01:30 Publié dans aventure | Lien permanent | Commentaires (0) | Envoyer cette note | Tags : ouiliouilloulle!
01.03.2007
L'attente
Il ne connaissais pas d'autre endroit où Jenna, la fille de Tayleirand ait pu aller. Lumbunga entra dans le temple protestant cherchant ses parents du regard. Tout le monde était endimanché. Ce samedi de shabbat le prêcheur était l'organiste de la paroisse. Certains s'endormaient pendant le sermon mais personne ne venait les réveiller. Lumbunga n'avait pas trouvé Jenna. Il restait par paresse.
-Non les vaches sacrées de l'Inde ne sont que des adorations des Dieux païens!
Maintenant l'organiste convulsé à la chaire plantait ses hallebardes de mépris sur toute l'assemblée. Il finit par un chant guerrier où la victoire était annoncée.La foule soudain refflua guidée par des Anciens à la manière de policiers de la circulation dans une sorte de rite étrange et compassé. Il n'y avait pas de blanc dans cette église, seulement des compagnons invités qui heurtaient un peu l'unité de cette église. Les Tayleirand n'allaient pas ans ce genre d'église. Ils étaient pour Rome et n'en démordaient pas. Mais Jenna était une enfant hors mariage, alors! Son teint de métisse trahissait ses origines mais elle se la jouait africaine et elle essayait de gommer tout l'Occident qui était en elle. Si elle fréquentait les protestants, c'était pour y répandre son idée, son combat: les Békés devaient remettre leur terre en distribution, la disparité des propriétés étaient scandaleuse et le Guadeloupéen de base en souffrait. Pas de terre pour l'agriculture, loyers hors de prix, misère, promiscuité...Lumbunga décida de se rendre à la Kaza. Cet endroit de concert attirait toute la jeunesse guadeloupéenne et on y voyait maintenant de nombreux blancs qui étaient venus s' installer.
Lumbunga se dit qu'il était venu le temps des attentats. Le peuple guadeloupéen allait disparaître dans cette acculturation. Les anciennes connaissances disparaissaient remplacées par des recettes d'hyper-marché. Ce qu'on trouvait dehors se vendait à prix d'or après traitement industriel. Il y avait même maintenant, comble de l'horreur, des guadeloupéens qui mangeaient des huitres crues pour les fête de Noël!

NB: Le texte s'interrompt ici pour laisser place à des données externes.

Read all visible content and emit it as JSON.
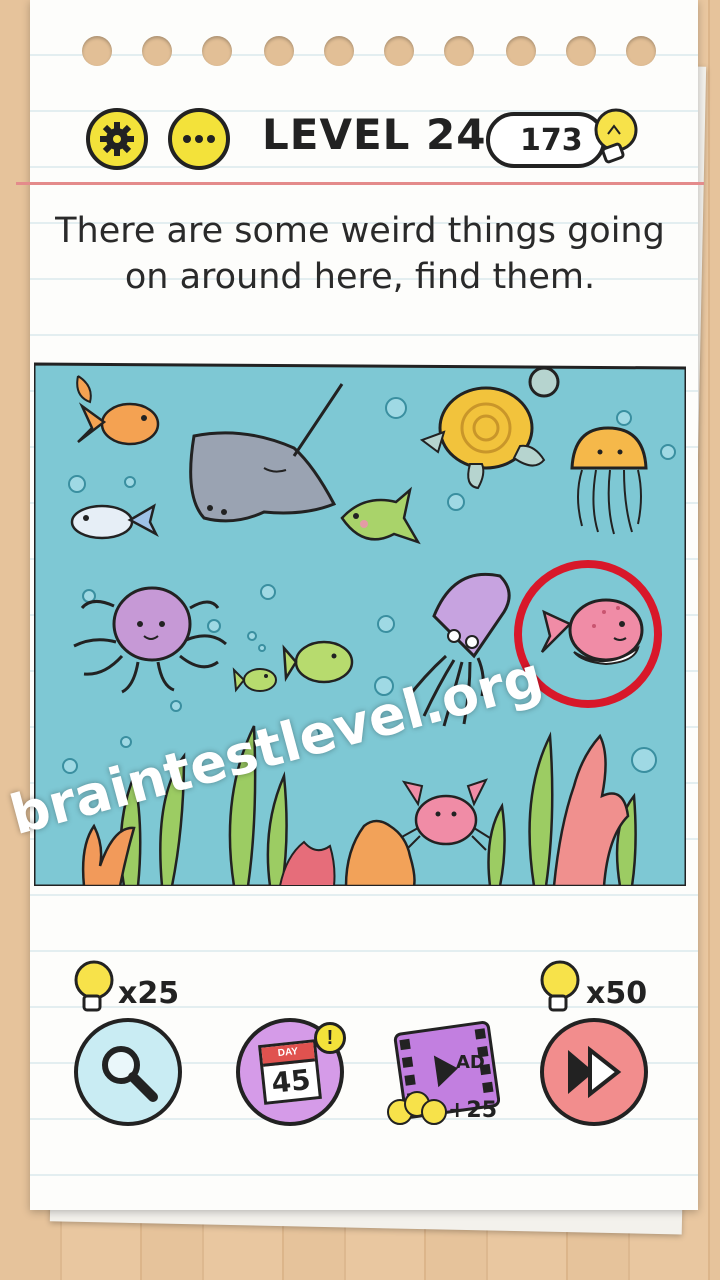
{
  "header": {
    "level_label": "LEVEL 244",
    "hint_count": "173",
    "settings_icon": "gear-icon",
    "menu_icon": "more-dots-icon"
  },
  "instruction": {
    "line1": "There are some weird things going",
    "line2": "on around here, find them."
  },
  "scene": {
    "background_color": "#7ec8d4",
    "items": [
      "goldfish",
      "stingray",
      "sea-turtle",
      "jellyfish",
      "small-blue-fish",
      "angelfish",
      "octopus",
      "tiny-fish",
      "green-fish",
      "squid",
      "pufferfish",
      "crab",
      "coral",
      "seaweed",
      "bubbles"
    ],
    "found_marker_color": "#d8182a"
  },
  "watermark": "braintestlevel.org",
  "tools": {
    "magnifier": {
      "cost": "x25",
      "icon": "magnifier-icon"
    },
    "daily": {
      "day_label": "DAY",
      "day_number": "45",
      "badge": "!",
      "icon": "calendar-icon"
    },
    "ad": {
      "label": "AD",
      "reward": "+25",
      "icon": "video-film-icon"
    },
    "skip": {
      "cost": "x50",
      "icon": "skip-forward-icon"
    }
  },
  "colors": {
    "yellow": "#f3e23a",
    "purple": "#d59be8",
    "pink": "#f28d8d",
    "light_blue": "#c9ecf3"
  }
}
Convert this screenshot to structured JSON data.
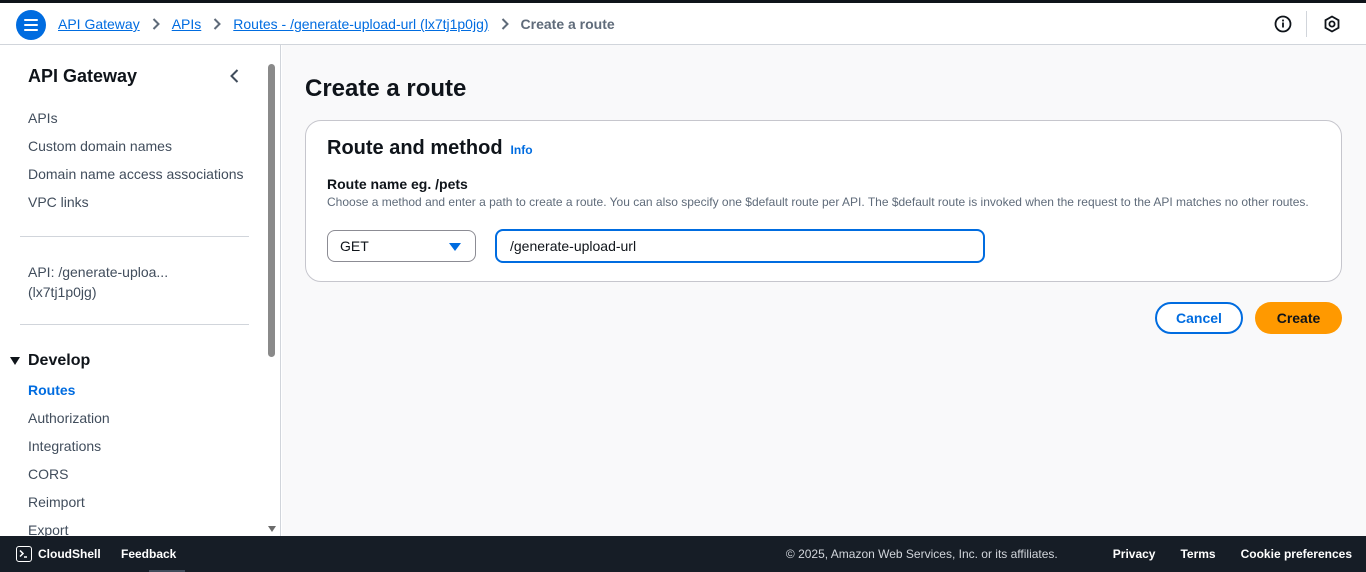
{
  "breadcrumbs": {
    "items": [
      "API Gateway",
      "APIs",
      "Routes - /generate-upload-url (lx7tj1p0jg)"
    ],
    "current": "Create a route"
  },
  "header_icons": [
    "info-icon",
    "notifications-icon"
  ],
  "sidebar": {
    "title": "API Gateway",
    "links": [
      "APIs",
      "Custom domain names",
      "Domain name access associations",
      "VPC links"
    ],
    "api_label": "API: /generate-uploa... (lx7tj1p0jg)",
    "section": "Develop",
    "develop_items": [
      "Routes",
      "Authorization",
      "Integrations",
      "CORS",
      "Reimport",
      "Export"
    ],
    "active_item": "Routes"
  },
  "main": {
    "page_title": "Create a route",
    "panel": {
      "title": "Route and method",
      "info_link": "Info",
      "field_label": "Route name eg. /pets",
      "field_description": "Choose a method and enter a path to create a route. You can also specify one $default route per API. The $default route is invoked when the request to the API matches no other routes.",
      "method_value": "GET",
      "path_value": "/generate-upload-url"
    },
    "buttons": {
      "cancel": "Cancel",
      "create": "Create"
    }
  },
  "footer": {
    "cloudshell": "CloudShell",
    "feedback": "Feedback",
    "copyright": "© 2025, Amazon Web Services, Inc. or its affiliates.",
    "links": [
      "Privacy",
      "Terms",
      "Cookie preferences"
    ]
  },
  "colors": {
    "accent": "#006ce0",
    "primary_button": "#ff9900",
    "footer_bg": "#161d26"
  }
}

Dans la station service le gérant garnissait son révolver de balles, cet été il s'était fait braqué trois fois, cette fois-ci serait la dernière. Il les attendait de pieds fermes ces crackés, il avait du plomb pour les recevoir! A la tombée de la nuit Gosier se réveillait, les voitures roulaient parchoc contre parchoc . La réunion du syndicat avait été reportée en raison de la condamnation d'un de ses leaders. Ce soir, les routes seront bloquées pensaient les gens. Les stations services commençaient déjà à être asphixiées par l'afflux abondant d'automobilistes plus inquiets,que,les,enfans qu'ils transportaient. Certains ne savaient pas encore qu'ils allaient passer le reste de la nuit à attendre vainement la levée des barrages. Le préfet ne faisait rien et les gens commençaient à défiler presque tous les jours pour se plaindre mais dès que ç allait mieux tout rentrait dans l'ordre. Cette fois-ci la grêve fut terrible...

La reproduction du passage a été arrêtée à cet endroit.